Condition or disease Intervention/treatment Phase
Postoperative Delirium Drug: Haloperidol Drug: Ketamine Drug: Haloperidol + Ketamine Drug: Saline solution (NaCl 0.9%) Phase 4

Detailed Description:
The postoperative delirium remains a challenge for medical stuff concerning detection, therapy and avoidance of consequences. Over the years numerous risk factors were detected which emphasizes the importance of its prevention. Within these studies some possibilities, but no strictly defined rules of action for pharmacological or neuropsychological prevention are described. This is why in this randomized, double-blinded, placebo-controlled study, the investigators want to compare two agents that were found to prevent postoperative delirium to a certain level, even in combination: the investigators arrange the patients within four study groups, one receiving Haloperidol, one Ketamine, one both and one placebo.
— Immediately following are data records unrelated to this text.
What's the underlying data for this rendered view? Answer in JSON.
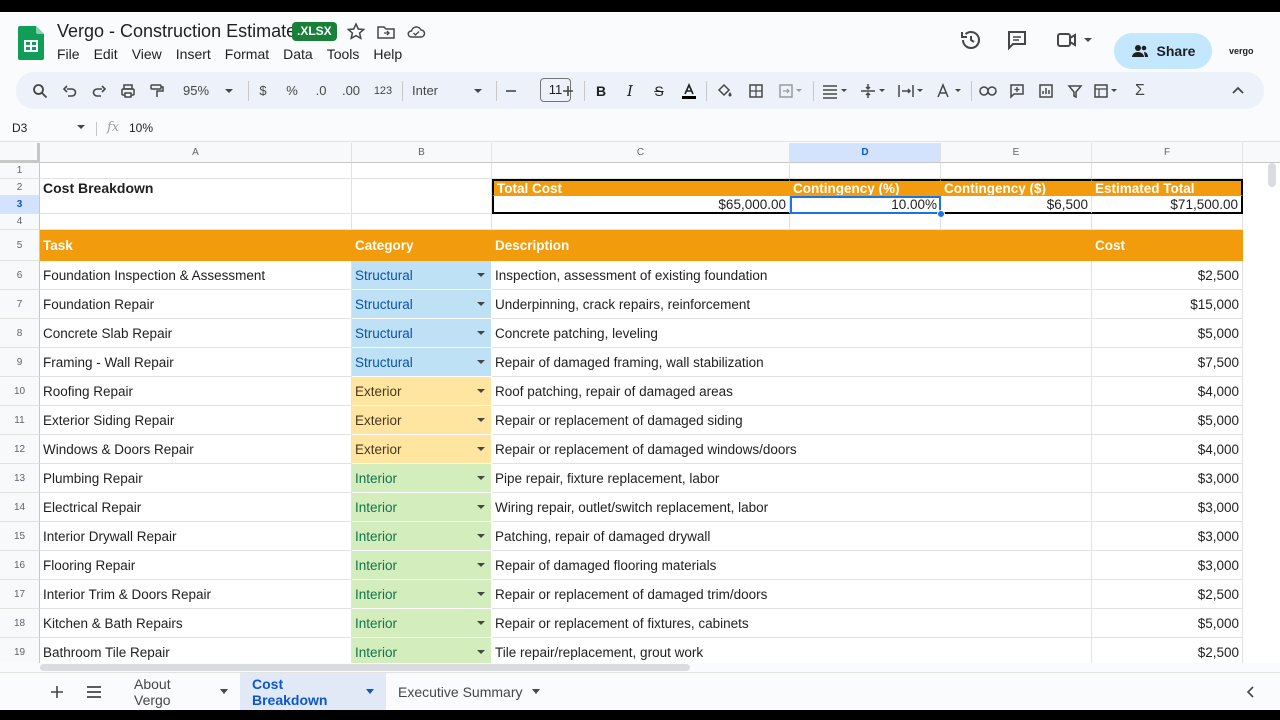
{
  "app": {
    "doc_title": "Vergo - Construction Estimate",
    "file_badge": ".XLSX",
    "menu": [
      "File",
      "Edit",
      "View",
      "Insert",
      "Format",
      "Data",
      "Tools",
      "Help"
    ],
    "share_label": "Share",
    "brand_mini": "vergo"
  },
  "toolbar": {
    "zoom": "95%",
    "currency": "$",
    "percent": "%",
    "dec_decrease": ".0",
    "dec_increase": ".00",
    "number_format": "123",
    "font": "Inter",
    "font_size": "11"
  },
  "formula_bar": {
    "cell_ref": "D3",
    "fx": "fx",
    "value": "10%"
  },
  "columns": [
    "A",
    "B",
    "C",
    "D",
    "E",
    "F"
  ],
  "selected_column": "D",
  "rows": [
    "1",
    "2",
    "3",
    "4",
    "5",
    "6",
    "7",
    "8",
    "9",
    "10",
    "11",
    "12",
    "13",
    "14",
    "15",
    "16",
    "17",
    "18",
    "19"
  ],
  "sheet": {
    "title": "Cost Breakdown",
    "summary_headers": [
      "Total Cost",
      "Contingency (%)",
      "Contingency ($)",
      "Estimated Total"
    ],
    "summary_values": [
      "$65,000.00",
      "10.00%",
      "$6,500",
      "$71,500.00"
    ],
    "table_headers": [
      "Task",
      "Category",
      "Description",
      "Cost"
    ],
    "table_rows": [
      {
        "task": "Foundation Inspection & Assessment",
        "category": "Structural",
        "description": "Inspection, assessment of existing foundation",
        "cost": "$2,500"
      },
      {
        "task": "Foundation Repair",
        "category": "Structural",
        "description": "Underpinning, crack repairs, reinforcement",
        "cost": "$15,000"
      },
      {
        "task": "Concrete Slab Repair",
        "category": "Structural",
        "description": "Concrete patching, leveling",
        "cost": "$5,000"
      },
      {
        "task": "Framing - Wall Repair",
        "category": "Structural",
        "description": "Repair of damaged framing, wall stabilization",
        "cost": "$7,500"
      },
      {
        "task": "Roofing Repair",
        "category": "Exterior",
        "description": "Roof patching, repair of damaged areas",
        "cost": "$4,000"
      },
      {
        "task": "Exterior Siding Repair",
        "category": "Exterior",
        "description": "Repair or replacement of damaged siding",
        "cost": "$5,000"
      },
      {
        "task": "Windows & Doors Repair",
        "category": "Exterior",
        "description": "Repair or replacement of damaged windows/doors",
        "cost": "$4,000"
      },
      {
        "task": "Plumbing Repair",
        "category": "Interior",
        "description": "Pipe repair, fixture replacement, labor",
        "cost": "$3,000"
      },
      {
        "task": "Electrical Repair",
        "category": "Interior",
        "description": "Wiring repair, outlet/switch replacement, labor",
        "cost": "$3,000"
      },
      {
        "task": "Interior Drywall Repair",
        "category": "Interior",
        "description": "Patching, repair of damaged drywall",
        "cost": "$3,000"
      },
      {
        "task": "Flooring Repair",
        "category": "Interior",
        "description": "Repair of damaged flooring materials",
        "cost": "$3,000"
      },
      {
        "task": "Interior Trim & Doors Repair",
        "category": "Interior",
        "description": "Repair or replacement of damaged trim/doors",
        "cost": "$2,500"
      },
      {
        "task": "Kitchen & Bath Repairs",
        "category": "Interior",
        "description": "Repair or replacement of fixtures, cabinets",
        "cost": "$5,000"
      },
      {
        "task": "Bathroom Tile Repair",
        "category": "Interior",
        "description": "Tile repair/replacement, grout work",
        "cost": "$2,500"
      }
    ]
  },
  "category_colors": {
    "Structural": {
      "bg": "#bfe1f6",
      "fg": "#0a53a8"
    },
    "Exterior": {
      "bg": "#ffe5a0",
      "fg": "#473821"
    },
    "Interior": {
      "bg": "#d4edbc",
      "fg": "#11734b"
    }
  },
  "colors": {
    "header_orange": "#f29b0c",
    "selection_blue": "#d3e3fd",
    "share_bg": "#c2e7ff",
    "badge_green": "#188038"
  },
  "tabs": [
    {
      "label": "About Vergo",
      "active": false
    },
    {
      "label": "Cost Breakdown",
      "active": true
    },
    {
      "label": "Executive Summary",
      "active": false
    }
  ]
}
The patients receive the study drug only once right before induction of anesthesia. After the day of recruitment there is the day of operation and a follow-up of three days (5 days of observation in total, where the investigators will test cognitive function with Mini Mental Status Examination (MMSE), Delirium Observation Scale (DOS), Nursing Delirium Screening Scale (Nu-DESC) or Intensive Care Delirium Screening Checklist (ICDSC). Additionally the investigators will measure and compare pre- and postoperative Cortisol, NSE and S-100beta levels.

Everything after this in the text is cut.